I guess I'm not following why FooValue(5) can't be used as the initializer for Foo5. The definition for FooValue(int n) is complete, isn't it? { return n + 5; } is the entire definition. constexpr denotes an expression that can be fully evaluated at compile time, so why can it not be used to define the return value of a constexpr literal?
What subtlety of C++ am I missing?

In C++, inline definitions of member functions for a class are only parsed after the declaration of the class is complete.
So even though the compiler "knows" about MyClass::FooValue(int), it hasn't "seen" its definition yet, and hence it can't be used in a constexpr expression.
A general workaround for this is to stick to constexpr member functions, or declare constexpr constants outside the class.

According to the standard, MyClass is considered an incomplete type when you try to invoke FooValue to initialize Foo5. Therefore, you cannot use its members as you did.
The type is considered a completely-defined object type (or complete type) at the closing }.
On the other side, the class is regarded as complete within function bodies. That's why Foo5Alt compiles just fine.
See [class.mem]/6 for further details.

How is in-class static const initialization of float different from int in C++?

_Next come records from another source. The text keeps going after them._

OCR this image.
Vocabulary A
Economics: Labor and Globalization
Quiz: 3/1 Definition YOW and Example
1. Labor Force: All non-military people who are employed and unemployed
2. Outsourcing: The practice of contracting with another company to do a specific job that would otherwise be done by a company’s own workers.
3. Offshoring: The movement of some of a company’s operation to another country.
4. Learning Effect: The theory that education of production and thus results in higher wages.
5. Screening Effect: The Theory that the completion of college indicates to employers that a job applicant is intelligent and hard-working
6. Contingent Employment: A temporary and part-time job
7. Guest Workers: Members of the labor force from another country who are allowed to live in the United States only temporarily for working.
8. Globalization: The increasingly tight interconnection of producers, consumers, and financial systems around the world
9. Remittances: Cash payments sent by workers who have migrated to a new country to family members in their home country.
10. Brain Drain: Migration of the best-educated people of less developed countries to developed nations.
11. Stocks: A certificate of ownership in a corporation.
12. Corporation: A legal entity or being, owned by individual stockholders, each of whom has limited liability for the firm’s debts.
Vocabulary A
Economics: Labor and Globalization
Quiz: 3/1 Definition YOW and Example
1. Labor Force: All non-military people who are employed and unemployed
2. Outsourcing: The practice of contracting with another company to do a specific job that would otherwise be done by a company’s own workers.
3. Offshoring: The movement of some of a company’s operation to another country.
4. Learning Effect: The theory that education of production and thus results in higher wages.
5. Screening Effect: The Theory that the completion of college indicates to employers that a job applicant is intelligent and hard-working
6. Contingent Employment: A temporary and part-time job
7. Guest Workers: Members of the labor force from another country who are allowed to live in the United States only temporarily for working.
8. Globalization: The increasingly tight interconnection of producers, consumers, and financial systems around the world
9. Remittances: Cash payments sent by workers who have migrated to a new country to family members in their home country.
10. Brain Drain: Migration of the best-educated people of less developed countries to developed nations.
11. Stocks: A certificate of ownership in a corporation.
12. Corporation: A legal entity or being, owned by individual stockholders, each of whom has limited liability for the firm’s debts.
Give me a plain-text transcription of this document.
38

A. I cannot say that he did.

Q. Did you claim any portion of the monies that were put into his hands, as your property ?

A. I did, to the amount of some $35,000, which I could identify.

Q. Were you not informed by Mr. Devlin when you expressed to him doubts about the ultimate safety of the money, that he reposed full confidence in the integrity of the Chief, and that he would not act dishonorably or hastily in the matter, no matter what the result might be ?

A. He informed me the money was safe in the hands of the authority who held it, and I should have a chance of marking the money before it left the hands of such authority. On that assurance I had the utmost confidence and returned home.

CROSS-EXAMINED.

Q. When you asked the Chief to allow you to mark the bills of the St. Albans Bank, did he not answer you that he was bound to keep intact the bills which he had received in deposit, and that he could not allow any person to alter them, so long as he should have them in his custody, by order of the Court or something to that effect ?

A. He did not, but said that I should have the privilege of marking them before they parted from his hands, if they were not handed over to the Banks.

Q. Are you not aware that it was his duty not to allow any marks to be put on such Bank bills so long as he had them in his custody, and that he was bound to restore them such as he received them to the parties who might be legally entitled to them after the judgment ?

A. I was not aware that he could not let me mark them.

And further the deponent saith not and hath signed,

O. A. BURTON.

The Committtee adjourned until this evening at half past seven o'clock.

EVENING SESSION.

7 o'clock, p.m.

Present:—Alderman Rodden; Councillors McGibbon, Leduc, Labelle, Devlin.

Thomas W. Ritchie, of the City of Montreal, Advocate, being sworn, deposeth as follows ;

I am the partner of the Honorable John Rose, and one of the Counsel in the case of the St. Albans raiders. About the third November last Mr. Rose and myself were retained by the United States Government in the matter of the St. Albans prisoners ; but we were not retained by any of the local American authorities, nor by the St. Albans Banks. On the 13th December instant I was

I have a class with static const members that I'm initializing inside the class declaration:
#include <iostream>
class Foo
{
public:
static const int i = 9;
static const float f = 2.9999;
};
int main()
{
std::cout << Foo::i << std::endl;
std::cout << Foo::f << std::endl;
return 0;
}
When compiled with GCC 4.8.2 with option --std=c++11, it gives this compile error:
foo.cpp:7:32: error: ‘constexpr’ needed for in-class initialization of static data member ‘const float Foo::f’ of non-integral type [-fpermissive]
static const float f = 2.9999;
^
As the message indicates, the error goes away if the line is changed to static constexpr float f = 2.9999;.
Why should the in-class static const initialization of a floating-point variable be any different from a integral variable? Aren't they both just a value of certain size (number of bytes) that is copied over (like a macro) or referred to using a pointer?
Some older answers to similar (not the same) questions on SO indicate that this is because floating point expressions might give different results between the compiled machine and the execution machine (assuming a cross-compilation scenario).
However:
the above code assigns a value directly, there is no arithmetic operation that needs to be performed to compute a value
there might be different results for integral expressions too since its underflow and overflow results are not unambiguously defined across different architectures.
Finally, what magic does constexpr do here that const does not? Why doesn't the language just do what constexpr does when const is used? I mean, why another keyword when the following statements work fine as C++ code outside a class anyway:
const int i = 9;
const float f = 2.9999;

It's just a limitation of the language, and one that has been addressed by the introduction of generalized constant expressions.
Since the original C++, only static class member constants of integral type can be initialized inline; this is the is same type restriction as for non-type template parameters. So you can combine the two like this:
struct MyTrait { static const int value = 10; };
template <int N> struct Foo;
Foo<MyTrait::value> foo;
In this usage, the static constant is not odr-used and no definition is required. I'm speculating, but I can imagine that this kind of use was the primary intention of allowing inline initialization. For all other types, you would presumably want to have a definition anyway, so you might as well put the initializer in the definition.
This isn't an excuse, of course, and I suppose the introduction of constexpr seeks to rectify this original narrow-mindedness.